I kann’s! Projektinfos

I kann’s! I trau mer’s zu! 1 in Vorarlberg

Von 2011 bis 2012 wurde das Projekt I kann’s! I trau mer’s zu! 1 von den Vorarlberger Betrieben Julius Blum GmbH und GRASS GmbH zur Etablierung eines gleichmäßigen Zugangs von jungen Frauen und Männern zu den verschiedenen Lehrberufen umgesetzt. Fachlich begleitet vom Verein Amazone wurden Möglichkeiten für die beteiligten Betriebe erarbeitet, Mädchen anzusprechen und sie in ihren Ausbildungszielen und ihrer beruflichen Zufriedenheit zu unterstützen. Die Lehrmädchen selbst waren die Kompetenzträgerinnen in allen Projektbereichen.

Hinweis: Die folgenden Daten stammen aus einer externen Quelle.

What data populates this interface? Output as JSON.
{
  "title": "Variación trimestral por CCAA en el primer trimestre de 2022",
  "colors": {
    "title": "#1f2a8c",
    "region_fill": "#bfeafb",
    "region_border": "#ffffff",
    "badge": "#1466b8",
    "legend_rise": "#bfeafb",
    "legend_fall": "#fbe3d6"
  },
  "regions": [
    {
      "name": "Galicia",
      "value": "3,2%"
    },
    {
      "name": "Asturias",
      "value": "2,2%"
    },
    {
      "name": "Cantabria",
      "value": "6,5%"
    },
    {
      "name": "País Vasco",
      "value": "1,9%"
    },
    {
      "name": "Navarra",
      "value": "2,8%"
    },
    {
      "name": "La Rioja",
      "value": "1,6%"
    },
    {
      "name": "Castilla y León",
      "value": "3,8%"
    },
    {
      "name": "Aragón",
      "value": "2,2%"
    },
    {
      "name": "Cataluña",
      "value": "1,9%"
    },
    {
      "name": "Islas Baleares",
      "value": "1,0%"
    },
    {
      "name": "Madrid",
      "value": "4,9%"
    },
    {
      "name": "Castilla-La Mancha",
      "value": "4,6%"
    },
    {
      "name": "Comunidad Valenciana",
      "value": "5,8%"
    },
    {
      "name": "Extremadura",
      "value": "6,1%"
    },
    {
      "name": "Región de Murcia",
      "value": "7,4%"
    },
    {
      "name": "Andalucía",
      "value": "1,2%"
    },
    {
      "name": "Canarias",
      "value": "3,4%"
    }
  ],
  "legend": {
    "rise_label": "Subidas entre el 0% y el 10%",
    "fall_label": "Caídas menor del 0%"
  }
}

Neben öffentlichkeitswirksamen Maßnahmen wurden aktivierende Workshops mit Schulen und Lehrmädchen sowie betriebsinterne Schulungen umgesetzt. Zur Bewusstseinsbildung für technisch-handwerkliche Betriebe erstellte der Verein Amazone gemeinsam mit Lehrmädchen die I kann’s-Checkliste.

 I kann’s! I trau mer’s zu! 2 in Vorarlberg

Von 2013 bis 2015 wurde I kann’s! I trau mer’s zu! 2 mit den ursprünglichen Initiatoren Julius Blum GmbH und GRASS GmbH und drei weiteren Vorarlberger Unternehmen – Getzner Textil AG, KRAL AG und Zumtobel Lighting GmbH – umgesetzt. Aufbauend auf der I kann’s!-Checkliste formulierten die Betriebe im Indikatoren Katalog für sie wichtige Vereinbarungen, um kulturverändernde Prozesse zu implementieren.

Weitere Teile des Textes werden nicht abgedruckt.